Deep learning and cognitive computing tools accelerate the processing of huge data sets, helping to inform precise and comprehensive risk forecasting and providing recommended actions that improve patient outcomes.

A flexible and scalable data infrastructure

A robust data engineering framework is essential to ensuring robust patient LHRs. Since data standards do not exist for all the different data sets mentioned above, a data engineering framework must be able to:

  1. Process both standard (HL7, FHIR, etc.) and non-standard data sets
  2. Process external data sets (such as those recommended by the CDC, Johns Hopkins, and WHO)
  3. Support unstructured data
  4. Implement a data digitization process that tags and amalgamates this data with the rest of the data while using proper categorization
  5. Deploy an EMPI algorithm to tie disparate patient data records into a unified patient LHR
  6. Utilize APIs both to expose this data using DaaS (Data as a Service) and in the platform infrastructure through a Platform as a Service (PaaS)/Software as a Service (SaaS) model running on a modern application stack that offers microservices

This underlying data infrastructure makes it possible to digitize data, synthesize data sources of different kinds, address their inconsistencies, help identify errors or misreporting, and seamlessly integrate credible new feeds.

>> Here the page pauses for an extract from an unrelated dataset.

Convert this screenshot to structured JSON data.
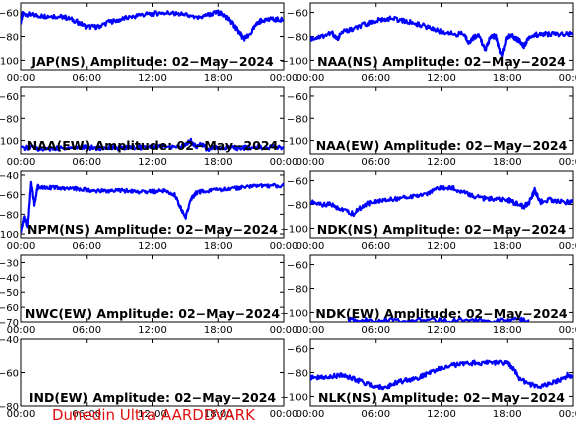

It can serve up different forms of applications in different ways. This could be done via a series of APIs under a DaaS model in which the partners/clients can pull in data and utilize it within their existing infrastructures. It also can be accomplished through a PaaS model where a set of microservices exposes the different data sets to build out different workflow-based applications or enhance existing applications. And applications can be used in a traditional SaaS model in which preconfigured workflow-based apps are built on top of these microservices for end users. Integration of such applications across the partner continuum can be achieved easily through single sign-on (SSO) to make the end-user experience seamless.

An example of such an infrastructure is depicted in Figure 1.

Figure 1: Layered Platform Architecture makes use of the robust data engineering framework to build critical healthcare applications.


Leveraging digitized data enables healthcare organizations to improve patient and population outcomes, reduce health inequities, streamline workflows, and control costs. Applying AI and ML within a robust data architecture will allow healthcare organizations to build collaborative care networks that will transform how healthcare is delivered.